This topic covers the available sources for ingestion in Imply Polaris and strategies to determine which source to use.
Polaris supports the following sources for data ingestion:
- Files. Upload files to the Polaris staging area and ingest from uploaded files.
- Tables. Load data from one Polaris table into another table.
- Amazon S3. Ingest data from Amazon S3 buckets.
- Amazon Kinesis. Ingest data from Amazon Kinesis Data Streams.
- Confluent Cloud. Ingest data from Apache Kafka topics in Confluent Cloud.
- Apache Kafka using the Kafka Connector. Ingest data from Apache Kafka topics through Kafka Connect.
- Push streaming applications. Send events to Polaris directly from your own application using the Events API.
To determine what ingestion source you need, consider your data access and patterns. For example:
- How much data do you need to ingest?
- How quickly does the data need to be accessed?
- How much data needs to be stored and requested at a single time?
- What queries require low response latency?
This section covers guidance to the preceding questions for you to shape your strategy ingesting data into Polaris.
Streaming ingestion is ongoing data ingestion in which data is collected and stored as it comes into a streaming data source. This is useful when you need low latency between ingestion and query. Consider your query patterns and the event payload requirements to determine whether streaming ingestion fits your use case.
Event payload requirements
The following requirements apply to incoming events from all streaming sources:
- Events must contain a timestamp value. See Timestamp expressions for parsing and transforming timestamps from the source data.
- The event timestamp must be within 30 days of ingestion time. Polaris rejects events with timestamps older than 30 days. If you need to ingest older data, use batch ingestion.
- A single payload request must not exceed 1 MB in size.
The following are some of the common use cases for batch ingestion in Polaris:
- loading data into a table for the first time, such as when you need to migrate data from another database,
- appending new data into an existing table,
- backfilling data after initializing streaming ingestion.
Polaris requires all data to have a timestamp. The timestamp is used to partition and sort data and to perform time-based data management operations, such as dropping time chunks. You can transform the timestamp or fill in missing timestamps in your ingestion job. For more details, see Timestamp expressions.
You can query data once it has been ingested into a table. Consider your query patterns to determine how often to run batch ingestion and how much data to ingest in each job. Possible strategies include the following:
- To ensure data completeness, wait until you have all relevant data before batch ingestion.

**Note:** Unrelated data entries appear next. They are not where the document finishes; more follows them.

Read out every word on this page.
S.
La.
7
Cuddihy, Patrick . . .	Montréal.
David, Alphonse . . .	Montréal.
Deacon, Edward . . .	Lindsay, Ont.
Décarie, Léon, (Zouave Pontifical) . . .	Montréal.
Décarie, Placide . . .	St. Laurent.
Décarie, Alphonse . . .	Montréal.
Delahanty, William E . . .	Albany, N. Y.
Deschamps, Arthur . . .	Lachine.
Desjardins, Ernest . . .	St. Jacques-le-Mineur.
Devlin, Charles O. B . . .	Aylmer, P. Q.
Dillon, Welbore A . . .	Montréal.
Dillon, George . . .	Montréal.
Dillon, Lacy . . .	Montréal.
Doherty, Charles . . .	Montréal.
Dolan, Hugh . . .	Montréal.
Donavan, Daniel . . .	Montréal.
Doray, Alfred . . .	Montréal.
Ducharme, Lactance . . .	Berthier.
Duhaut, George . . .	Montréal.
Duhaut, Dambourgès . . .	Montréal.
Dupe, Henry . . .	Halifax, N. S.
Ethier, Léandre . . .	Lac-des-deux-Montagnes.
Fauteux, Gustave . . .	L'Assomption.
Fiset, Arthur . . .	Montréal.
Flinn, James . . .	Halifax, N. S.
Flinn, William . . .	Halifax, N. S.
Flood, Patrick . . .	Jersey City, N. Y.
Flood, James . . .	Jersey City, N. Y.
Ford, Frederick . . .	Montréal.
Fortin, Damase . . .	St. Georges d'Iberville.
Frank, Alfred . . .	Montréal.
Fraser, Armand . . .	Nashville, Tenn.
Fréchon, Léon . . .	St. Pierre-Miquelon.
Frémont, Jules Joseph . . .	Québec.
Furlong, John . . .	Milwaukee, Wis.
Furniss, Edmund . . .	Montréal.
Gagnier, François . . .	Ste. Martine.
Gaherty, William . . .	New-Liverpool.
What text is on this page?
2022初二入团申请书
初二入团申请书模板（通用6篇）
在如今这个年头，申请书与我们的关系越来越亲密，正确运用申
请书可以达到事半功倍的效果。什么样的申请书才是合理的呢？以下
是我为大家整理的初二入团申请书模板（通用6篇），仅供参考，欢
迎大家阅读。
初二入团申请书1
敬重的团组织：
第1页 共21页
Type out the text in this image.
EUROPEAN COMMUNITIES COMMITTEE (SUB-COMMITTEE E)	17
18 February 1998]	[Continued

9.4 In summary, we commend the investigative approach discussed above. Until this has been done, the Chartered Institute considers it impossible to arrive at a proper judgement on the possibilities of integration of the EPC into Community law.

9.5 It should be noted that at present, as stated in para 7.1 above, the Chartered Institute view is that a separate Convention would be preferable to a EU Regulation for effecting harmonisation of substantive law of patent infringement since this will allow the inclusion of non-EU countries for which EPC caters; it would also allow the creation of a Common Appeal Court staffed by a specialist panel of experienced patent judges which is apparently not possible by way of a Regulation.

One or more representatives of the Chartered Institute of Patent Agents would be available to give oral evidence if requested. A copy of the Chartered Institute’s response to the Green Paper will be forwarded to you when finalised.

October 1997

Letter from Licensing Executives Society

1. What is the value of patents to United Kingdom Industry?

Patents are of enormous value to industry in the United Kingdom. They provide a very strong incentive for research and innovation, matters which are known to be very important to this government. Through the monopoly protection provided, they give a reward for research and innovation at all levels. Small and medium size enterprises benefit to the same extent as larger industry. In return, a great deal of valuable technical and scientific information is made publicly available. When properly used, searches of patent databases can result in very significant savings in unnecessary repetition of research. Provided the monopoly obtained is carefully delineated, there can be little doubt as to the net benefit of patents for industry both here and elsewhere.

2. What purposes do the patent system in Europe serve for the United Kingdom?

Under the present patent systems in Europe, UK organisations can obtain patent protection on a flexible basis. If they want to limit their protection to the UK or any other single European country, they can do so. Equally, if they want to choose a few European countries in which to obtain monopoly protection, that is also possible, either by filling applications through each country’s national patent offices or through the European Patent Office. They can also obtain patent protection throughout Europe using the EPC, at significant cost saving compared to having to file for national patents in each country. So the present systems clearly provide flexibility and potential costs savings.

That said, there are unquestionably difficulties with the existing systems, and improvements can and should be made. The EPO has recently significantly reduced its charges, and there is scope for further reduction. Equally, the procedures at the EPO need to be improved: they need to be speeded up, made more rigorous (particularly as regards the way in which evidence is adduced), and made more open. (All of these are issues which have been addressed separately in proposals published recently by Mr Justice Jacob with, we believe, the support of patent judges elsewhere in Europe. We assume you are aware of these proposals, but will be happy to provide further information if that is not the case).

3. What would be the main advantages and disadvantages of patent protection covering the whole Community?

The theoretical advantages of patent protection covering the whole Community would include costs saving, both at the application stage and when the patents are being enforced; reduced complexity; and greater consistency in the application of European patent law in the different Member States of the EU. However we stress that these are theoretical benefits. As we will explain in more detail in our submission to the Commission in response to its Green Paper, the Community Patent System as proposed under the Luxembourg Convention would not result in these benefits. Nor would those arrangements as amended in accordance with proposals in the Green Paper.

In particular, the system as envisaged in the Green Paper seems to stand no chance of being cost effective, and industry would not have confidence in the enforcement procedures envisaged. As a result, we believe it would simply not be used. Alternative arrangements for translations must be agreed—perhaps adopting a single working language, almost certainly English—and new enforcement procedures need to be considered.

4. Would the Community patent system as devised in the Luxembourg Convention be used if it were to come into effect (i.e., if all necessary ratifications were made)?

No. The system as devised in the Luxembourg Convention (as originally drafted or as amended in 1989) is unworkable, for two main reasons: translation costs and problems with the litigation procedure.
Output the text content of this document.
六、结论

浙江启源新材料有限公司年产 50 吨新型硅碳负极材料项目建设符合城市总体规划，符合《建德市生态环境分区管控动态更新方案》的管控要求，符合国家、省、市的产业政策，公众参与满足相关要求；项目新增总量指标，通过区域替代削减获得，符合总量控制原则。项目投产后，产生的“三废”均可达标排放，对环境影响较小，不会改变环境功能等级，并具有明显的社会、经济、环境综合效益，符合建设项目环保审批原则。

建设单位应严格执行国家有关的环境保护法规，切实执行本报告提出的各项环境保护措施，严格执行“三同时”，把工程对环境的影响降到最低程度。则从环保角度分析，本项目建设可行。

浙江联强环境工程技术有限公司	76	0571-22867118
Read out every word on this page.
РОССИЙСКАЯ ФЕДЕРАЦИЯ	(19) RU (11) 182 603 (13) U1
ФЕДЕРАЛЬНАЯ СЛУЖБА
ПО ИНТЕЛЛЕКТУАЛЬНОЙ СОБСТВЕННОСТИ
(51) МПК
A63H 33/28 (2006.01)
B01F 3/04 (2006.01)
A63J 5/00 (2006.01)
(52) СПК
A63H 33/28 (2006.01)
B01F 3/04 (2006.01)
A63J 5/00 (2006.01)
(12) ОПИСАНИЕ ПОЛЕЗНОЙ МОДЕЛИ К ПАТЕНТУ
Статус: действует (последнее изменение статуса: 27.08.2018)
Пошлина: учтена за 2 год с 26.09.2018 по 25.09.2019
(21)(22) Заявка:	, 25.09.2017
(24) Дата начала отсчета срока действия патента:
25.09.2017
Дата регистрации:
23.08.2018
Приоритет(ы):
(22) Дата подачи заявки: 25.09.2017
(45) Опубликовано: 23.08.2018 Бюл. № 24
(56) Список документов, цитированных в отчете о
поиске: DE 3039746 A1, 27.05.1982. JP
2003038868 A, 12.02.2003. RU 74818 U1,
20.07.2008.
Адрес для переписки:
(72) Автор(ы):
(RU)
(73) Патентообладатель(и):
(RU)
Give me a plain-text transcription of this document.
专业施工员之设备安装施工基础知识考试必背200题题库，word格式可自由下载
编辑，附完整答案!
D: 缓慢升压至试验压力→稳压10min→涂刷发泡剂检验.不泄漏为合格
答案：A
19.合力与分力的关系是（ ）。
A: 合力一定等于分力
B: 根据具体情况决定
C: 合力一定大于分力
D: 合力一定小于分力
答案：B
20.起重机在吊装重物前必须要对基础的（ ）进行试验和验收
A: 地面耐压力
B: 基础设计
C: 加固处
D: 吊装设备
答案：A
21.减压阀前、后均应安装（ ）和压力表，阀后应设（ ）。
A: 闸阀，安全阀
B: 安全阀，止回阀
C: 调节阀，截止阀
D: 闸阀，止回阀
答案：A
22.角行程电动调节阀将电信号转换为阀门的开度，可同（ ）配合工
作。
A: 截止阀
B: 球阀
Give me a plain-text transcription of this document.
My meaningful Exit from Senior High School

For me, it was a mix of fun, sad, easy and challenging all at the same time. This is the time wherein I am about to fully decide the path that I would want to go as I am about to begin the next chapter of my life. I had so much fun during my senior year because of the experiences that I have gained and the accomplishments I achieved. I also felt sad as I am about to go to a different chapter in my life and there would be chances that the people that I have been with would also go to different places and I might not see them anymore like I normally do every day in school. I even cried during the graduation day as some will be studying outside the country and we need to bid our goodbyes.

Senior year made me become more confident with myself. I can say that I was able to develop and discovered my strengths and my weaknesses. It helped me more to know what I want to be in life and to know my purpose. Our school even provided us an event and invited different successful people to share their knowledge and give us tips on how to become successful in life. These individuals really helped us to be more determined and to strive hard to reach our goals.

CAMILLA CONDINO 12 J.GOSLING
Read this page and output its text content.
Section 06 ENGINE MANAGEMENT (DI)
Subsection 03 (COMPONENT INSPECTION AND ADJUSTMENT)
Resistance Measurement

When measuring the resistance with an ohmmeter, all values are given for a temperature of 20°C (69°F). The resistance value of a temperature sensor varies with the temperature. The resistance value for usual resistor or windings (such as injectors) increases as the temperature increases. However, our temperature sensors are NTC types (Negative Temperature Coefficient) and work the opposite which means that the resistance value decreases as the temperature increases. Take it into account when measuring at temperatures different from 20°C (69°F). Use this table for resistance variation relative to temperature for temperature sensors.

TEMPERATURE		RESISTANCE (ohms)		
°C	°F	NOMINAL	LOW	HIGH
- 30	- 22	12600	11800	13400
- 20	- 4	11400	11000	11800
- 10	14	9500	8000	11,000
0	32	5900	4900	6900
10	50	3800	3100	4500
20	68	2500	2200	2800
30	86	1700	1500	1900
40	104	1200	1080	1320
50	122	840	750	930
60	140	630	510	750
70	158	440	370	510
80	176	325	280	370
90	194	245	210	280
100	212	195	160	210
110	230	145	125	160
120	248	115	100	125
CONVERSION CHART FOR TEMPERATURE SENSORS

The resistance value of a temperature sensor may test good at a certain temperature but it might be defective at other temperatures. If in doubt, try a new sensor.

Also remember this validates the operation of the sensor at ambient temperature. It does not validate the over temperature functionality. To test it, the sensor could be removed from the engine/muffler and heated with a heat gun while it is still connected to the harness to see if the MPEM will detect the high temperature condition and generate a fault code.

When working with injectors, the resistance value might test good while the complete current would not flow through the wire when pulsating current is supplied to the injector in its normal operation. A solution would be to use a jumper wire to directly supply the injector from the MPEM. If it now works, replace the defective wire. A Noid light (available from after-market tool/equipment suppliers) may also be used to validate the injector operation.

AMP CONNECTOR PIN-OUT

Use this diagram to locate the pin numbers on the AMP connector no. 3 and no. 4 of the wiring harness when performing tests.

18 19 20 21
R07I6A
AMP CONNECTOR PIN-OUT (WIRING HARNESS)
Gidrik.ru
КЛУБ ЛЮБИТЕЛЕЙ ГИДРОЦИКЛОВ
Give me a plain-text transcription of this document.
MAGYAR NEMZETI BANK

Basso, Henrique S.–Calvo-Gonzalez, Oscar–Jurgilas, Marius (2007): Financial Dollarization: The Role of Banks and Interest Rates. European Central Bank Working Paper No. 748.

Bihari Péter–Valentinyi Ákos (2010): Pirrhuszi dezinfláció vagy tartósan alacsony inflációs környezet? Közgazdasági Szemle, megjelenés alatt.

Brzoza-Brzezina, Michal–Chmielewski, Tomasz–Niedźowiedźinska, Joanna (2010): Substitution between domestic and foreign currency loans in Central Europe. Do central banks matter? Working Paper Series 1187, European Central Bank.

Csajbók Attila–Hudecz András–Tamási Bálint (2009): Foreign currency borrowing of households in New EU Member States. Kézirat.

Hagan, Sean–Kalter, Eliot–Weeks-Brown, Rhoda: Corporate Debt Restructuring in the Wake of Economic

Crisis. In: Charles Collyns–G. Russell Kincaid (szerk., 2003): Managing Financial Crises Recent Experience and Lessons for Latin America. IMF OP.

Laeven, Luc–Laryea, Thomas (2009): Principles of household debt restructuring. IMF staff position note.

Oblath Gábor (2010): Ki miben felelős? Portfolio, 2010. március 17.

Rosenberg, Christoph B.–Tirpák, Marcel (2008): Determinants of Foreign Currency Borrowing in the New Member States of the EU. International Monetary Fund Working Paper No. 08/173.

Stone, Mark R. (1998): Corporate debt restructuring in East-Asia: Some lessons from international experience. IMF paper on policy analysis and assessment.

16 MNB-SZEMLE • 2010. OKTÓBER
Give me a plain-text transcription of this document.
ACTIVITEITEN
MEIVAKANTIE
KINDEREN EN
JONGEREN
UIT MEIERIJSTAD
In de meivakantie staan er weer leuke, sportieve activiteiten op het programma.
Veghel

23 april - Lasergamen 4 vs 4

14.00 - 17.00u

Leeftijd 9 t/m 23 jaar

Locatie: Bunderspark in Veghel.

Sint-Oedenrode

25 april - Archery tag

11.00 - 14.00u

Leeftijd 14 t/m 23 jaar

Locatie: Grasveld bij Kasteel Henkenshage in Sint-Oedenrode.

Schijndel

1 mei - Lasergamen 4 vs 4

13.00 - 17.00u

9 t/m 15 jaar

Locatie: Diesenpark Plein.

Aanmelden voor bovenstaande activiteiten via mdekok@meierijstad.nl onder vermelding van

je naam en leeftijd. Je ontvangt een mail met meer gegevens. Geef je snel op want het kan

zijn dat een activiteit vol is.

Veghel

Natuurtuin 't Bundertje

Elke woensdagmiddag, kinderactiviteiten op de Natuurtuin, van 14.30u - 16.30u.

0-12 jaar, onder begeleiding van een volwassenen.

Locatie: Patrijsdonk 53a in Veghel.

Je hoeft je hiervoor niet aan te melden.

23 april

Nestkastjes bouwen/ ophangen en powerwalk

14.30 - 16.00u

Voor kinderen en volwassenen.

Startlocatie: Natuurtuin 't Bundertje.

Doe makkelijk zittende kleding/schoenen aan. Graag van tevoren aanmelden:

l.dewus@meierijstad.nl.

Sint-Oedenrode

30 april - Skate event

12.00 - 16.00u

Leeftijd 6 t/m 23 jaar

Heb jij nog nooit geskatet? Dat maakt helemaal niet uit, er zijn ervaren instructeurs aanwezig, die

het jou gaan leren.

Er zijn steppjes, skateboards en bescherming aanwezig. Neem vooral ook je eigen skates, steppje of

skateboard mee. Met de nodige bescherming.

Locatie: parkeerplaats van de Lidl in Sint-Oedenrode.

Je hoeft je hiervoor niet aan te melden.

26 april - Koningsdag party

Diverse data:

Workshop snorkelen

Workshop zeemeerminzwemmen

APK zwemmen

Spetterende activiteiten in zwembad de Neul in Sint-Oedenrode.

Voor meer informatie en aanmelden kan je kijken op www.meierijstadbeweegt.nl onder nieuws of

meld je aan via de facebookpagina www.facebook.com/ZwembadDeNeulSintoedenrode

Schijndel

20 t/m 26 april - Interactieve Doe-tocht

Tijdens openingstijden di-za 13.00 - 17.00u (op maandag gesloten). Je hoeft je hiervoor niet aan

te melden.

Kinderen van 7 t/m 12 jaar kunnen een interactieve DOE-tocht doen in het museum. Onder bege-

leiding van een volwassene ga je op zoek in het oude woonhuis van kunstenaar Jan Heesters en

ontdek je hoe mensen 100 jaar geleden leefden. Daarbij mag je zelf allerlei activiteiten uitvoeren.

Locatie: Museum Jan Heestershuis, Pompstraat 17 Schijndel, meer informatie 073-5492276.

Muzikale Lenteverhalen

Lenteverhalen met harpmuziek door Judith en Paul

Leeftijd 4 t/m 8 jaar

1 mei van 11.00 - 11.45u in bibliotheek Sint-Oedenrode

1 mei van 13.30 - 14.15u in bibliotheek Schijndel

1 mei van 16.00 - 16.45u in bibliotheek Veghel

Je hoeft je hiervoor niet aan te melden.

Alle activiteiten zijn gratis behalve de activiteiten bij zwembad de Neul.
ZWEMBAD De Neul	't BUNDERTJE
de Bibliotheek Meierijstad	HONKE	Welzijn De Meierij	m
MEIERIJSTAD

- To prioritize faster data access, ingest the latest data as it arrives.
Ingesting one file per job is not recommended as it may create datasources with many small segments, affecting Polaris performance. When possible, batch load multiple files per ingestion job. Consider streaming ingestion for data coming in more frequently than an hourly basis.
Ingestion process overview
To ingest data into Polaris, create the following components:
- A table with a defined schema to receive the ingested data.
- A connection to define the source of the data. Connections are not required for ingesting from uploaded files.
- An ingestion job to bring in data from the connection.
The ingestion job bridges connections and tables by importing data from the source defined in a connection to a Polaris table. In the ingestion job specification, you also define how the input data maps to the table schema.
You can create tables, connections, and ingestion jobs using the UI or the API.